El año de 1560 pasó con cien hombres de guerra el capitán Pedro de Castillo la cordillera nevada, hacia el oriente de Chile, y fundó la ciudad de Mendoza del Nuevo Valle de Rioja, que así está nombrada en los autos seguidos en 1571 por el escribano público don N. Herrera en la dicha ciudad. Por las declaraciones de los testigos resulta que se distribuyeron en Mendoza los habitantes que allí encontraron, siendo presumible que a Mallea le tocasen algunos de las lagunas de Guanacache, por lo que pudieron más tarde caer dentro de los términos de San Juan. Poco tiempo después salió de Mendoza el general don Juan Jofré, con alguna gente a descubrimiento hacia el norte, y descubrió, en efecto, varios valles que no se nombran, si no es el de Tulún, en el cual, volviendo a Mendoza y regresando a poco tiempo, fundó la ciudad de San Juan de la Frontera. La semejanza de Tulún, Ullún y Villicún, nombres que se conservan en las inmediaciones, permite suponer eran éstos los valles, con el de Zonda, "que hallaron muy poblados de naturales, y la tierra parecía ser muy fértil", como lo es en efecto. En 1561, gobernando en Chile don Rodrigo de Quiroga, pasó a la provincia de Cuyo el general don Gonzalo de los Ríos con nueva gente de guerra a sofocar el alzamiento de indios. Después de trazada la ciudad, se alzaron los huarpes, sus habitantes, y la tierra fue pacificada de nuevo.

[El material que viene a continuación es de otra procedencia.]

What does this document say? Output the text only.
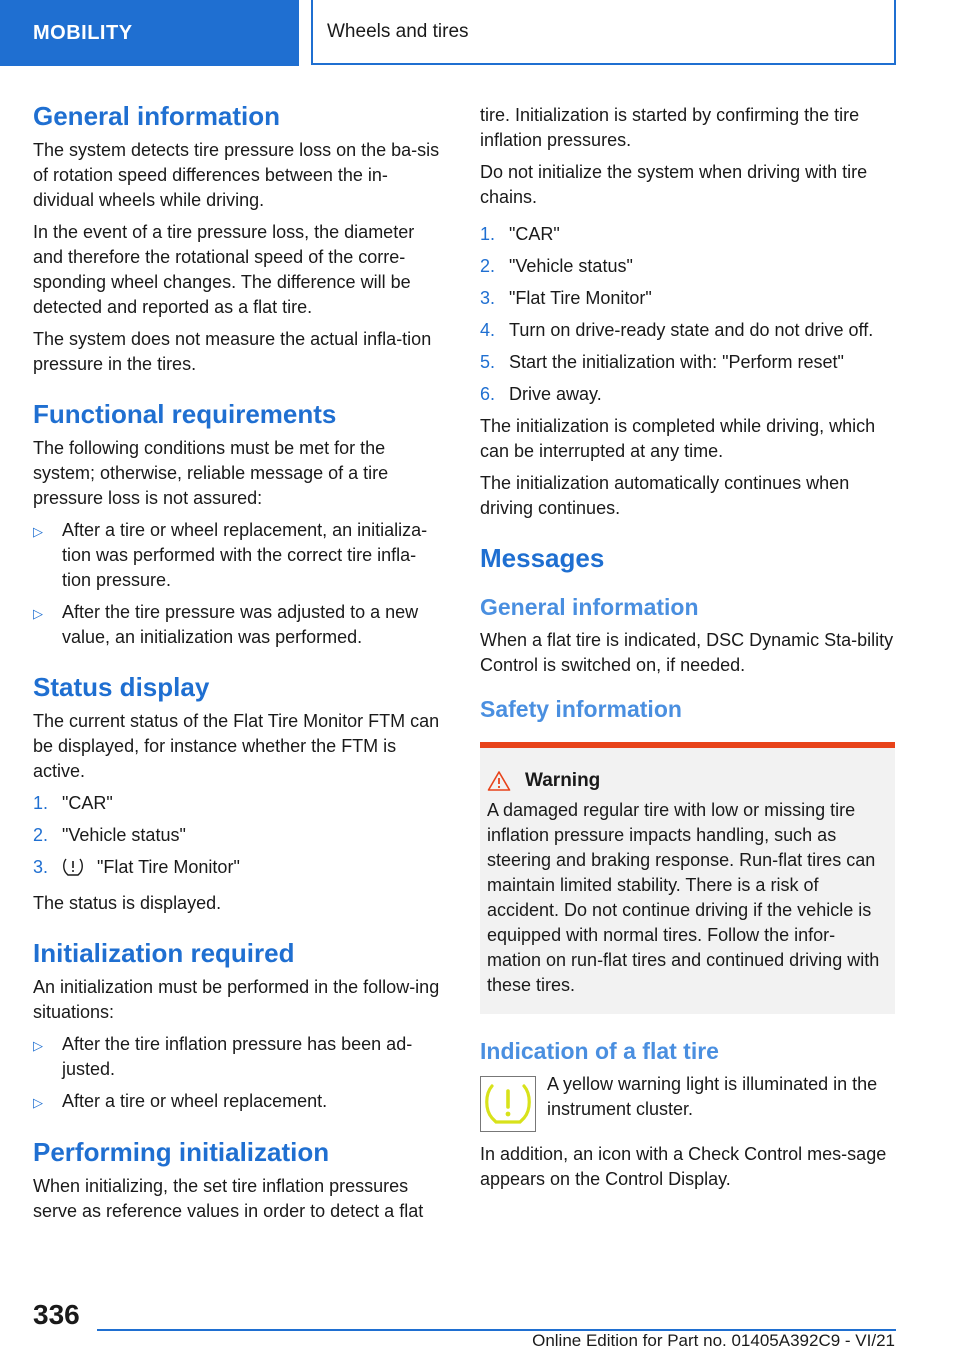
MOBILITY	Wheels and tires
General information

The system detects tire pressure loss on the ba-sis of rotation speed differences between the in-dividual wheels while driving.

In the event of a tire pressure loss, the diameter and therefore the rotational speed of the corre-sponding wheel changes. The difference will be detected and reported as a flat tire.

The system does not measure the actual infla-tion pressure in the tires.

Functional requirements

The following conditions must be met for the system; otherwise, reliable message of a tire pressure loss is not assured:

▷	After a tire or wheel replacement, an initializa-tion was performed with the correct tire infla-tion pressure.
▷	After the tire pressure was adjusted to a new value, an initialization was performed.
Status display

The current status of the Flat Tire Monitor FTM can be displayed, for instance whether the FTM is active.

1. "CAR"
2. "Vehicle status"
3.	"Flat Tire Monitor"

The status is displayed.

Initialization required

An initialization must be performed in the follow-ing situations:

▷	After the tire inflation pressure has been ad-justed.
▷	After a tire or wheel replacement.
Performing initialization

When initializing, the set tire inflation pressures serve as reference values in order to detect a flat

tire. Initialization is started by confirming the tire inflation pressures.

Do not initialize the system when driving with tire chains.

1. "CAR"
2. "Vehicle status"
3. "Flat Tire Monitor"
4. Turn on drive-ready state and do not drive off.
5. Start the initialization with: "Perform reset"
6. Drive away.

The initialization is completed while driving, which can be interrupted at any time.

The initialization automatically continues when driving continues.

Messages
General information

When a flat tire is indicated, DSC Dynamic Sta-bility Control is switched on, if needed.

Safety information
Warning
A damaged regular tire with low or missing tire inflation pressure impacts handling, such as steering and braking response. Run-flat tires can maintain limited stability. There is a risk of accident. Do not continue driving if the vehicle is equipped with normal tires. Follow the infor-mation on run-flat tires and continued driving with these tires.
Indication of a flat tire
A yellow warning light is illuminated in the instrument cluster.

In addition, an icon with a Check Control mes-sage appears on the Control Display.

336
Online Edition for Part no. 01405A392C9 - VI/21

Tres leguas hacia el norte de la ciudad hay un lugar llamado las Tapiecitas, a causa de los restos de un fuerte cuyas ruinas eran discernibles ahora veinte o treinta años, y su colocación en aquel lugar parece explicar el nombre de San Juan de la Frontera, por no estar reducidos los indios de Jachal y Mogna, cuyo cacique último vivió hasta 1830, habiendo llegado a una senectud que pasaba de ciento veinte y más años.

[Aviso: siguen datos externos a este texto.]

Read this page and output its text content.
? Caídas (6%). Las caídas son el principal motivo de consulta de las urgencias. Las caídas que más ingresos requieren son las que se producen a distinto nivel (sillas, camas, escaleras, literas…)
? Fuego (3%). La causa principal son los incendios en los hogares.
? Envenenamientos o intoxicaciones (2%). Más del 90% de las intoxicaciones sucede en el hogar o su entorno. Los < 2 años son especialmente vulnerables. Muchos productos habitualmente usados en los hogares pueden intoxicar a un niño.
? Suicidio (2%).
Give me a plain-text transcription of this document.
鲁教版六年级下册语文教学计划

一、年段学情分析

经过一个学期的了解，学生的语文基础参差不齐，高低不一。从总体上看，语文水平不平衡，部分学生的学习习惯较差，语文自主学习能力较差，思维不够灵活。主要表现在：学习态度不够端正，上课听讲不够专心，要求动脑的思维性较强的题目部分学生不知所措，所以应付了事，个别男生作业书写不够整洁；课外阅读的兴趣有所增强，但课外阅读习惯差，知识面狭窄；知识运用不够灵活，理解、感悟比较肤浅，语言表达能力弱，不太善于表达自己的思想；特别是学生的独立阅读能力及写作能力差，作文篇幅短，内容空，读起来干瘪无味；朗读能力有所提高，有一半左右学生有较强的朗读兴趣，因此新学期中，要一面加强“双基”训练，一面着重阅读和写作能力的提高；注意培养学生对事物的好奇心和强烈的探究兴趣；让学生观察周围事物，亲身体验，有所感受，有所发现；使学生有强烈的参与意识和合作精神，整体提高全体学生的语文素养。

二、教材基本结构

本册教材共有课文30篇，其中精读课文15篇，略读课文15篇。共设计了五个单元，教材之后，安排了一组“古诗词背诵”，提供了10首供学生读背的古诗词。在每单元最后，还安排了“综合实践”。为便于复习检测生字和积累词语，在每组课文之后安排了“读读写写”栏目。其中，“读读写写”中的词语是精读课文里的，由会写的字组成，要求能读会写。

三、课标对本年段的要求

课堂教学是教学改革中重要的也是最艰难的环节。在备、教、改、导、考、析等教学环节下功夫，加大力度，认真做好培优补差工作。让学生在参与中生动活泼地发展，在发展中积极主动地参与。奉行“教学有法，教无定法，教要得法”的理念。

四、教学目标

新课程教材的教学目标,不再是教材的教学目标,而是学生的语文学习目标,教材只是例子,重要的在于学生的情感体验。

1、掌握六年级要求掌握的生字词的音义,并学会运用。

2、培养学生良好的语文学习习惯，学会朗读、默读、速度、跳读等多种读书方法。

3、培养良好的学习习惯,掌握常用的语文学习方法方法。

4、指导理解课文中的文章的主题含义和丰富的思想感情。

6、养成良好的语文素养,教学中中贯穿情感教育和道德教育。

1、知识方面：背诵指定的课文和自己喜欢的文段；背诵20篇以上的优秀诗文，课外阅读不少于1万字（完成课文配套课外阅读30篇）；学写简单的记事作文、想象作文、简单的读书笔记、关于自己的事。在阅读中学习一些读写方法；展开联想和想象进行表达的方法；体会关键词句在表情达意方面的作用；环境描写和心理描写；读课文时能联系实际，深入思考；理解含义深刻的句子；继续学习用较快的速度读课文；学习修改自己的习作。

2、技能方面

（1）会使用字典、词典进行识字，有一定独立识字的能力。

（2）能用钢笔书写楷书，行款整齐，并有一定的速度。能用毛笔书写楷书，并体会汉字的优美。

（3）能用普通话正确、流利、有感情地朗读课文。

Aquel general de los Ríos, vuelto a Mendoza de su campaña, supo por un indio prisionero, que había un país lejano en cuyas montañas se encontraba oro en abundancia tal, que la imaginación de los españoles lo bautizó desde luego con el nombre de Nuevo Cuzco; la expedición de descubrimiento de aquel Dorado pasó de Mendoza a San Juan, y cuantos pudieron alistar caballos, se lanzaron a la conquista del vellocino de oro. Don Juan Eugenio de Mallea "salió con su gente y muchos caballos". Marcharon algunos días siguiendo al indio que los conducía, dieron vueltas y revueltas, los víveres escasearon, y una mañana al despertar para emprender nueva jornada, encontraron que el indio había desaparecido. Hallábanse en medio de un desierto sin agua, sin atinar a orientarse del rumbo a que quedaban las colonias; y, después de padecimientos inauditos, llegaron tristes y mohínos a San Juan los chasqueados, habiendo perecido de sed y de hambre quince de entre ellos. Y —¡cosa singular!— la tradición de este suceso vive hasta hoy entre nosotros, y no se pasan diez años en San Juan, sin que se organicen expediciones en busca de montones de oro, que están por ahí sin descubrirse, y que intentaron los antiguos en vano, fugándoseles el indio baqueano, en el momento en que habían encontrado una de las señas dadas por el derrotero .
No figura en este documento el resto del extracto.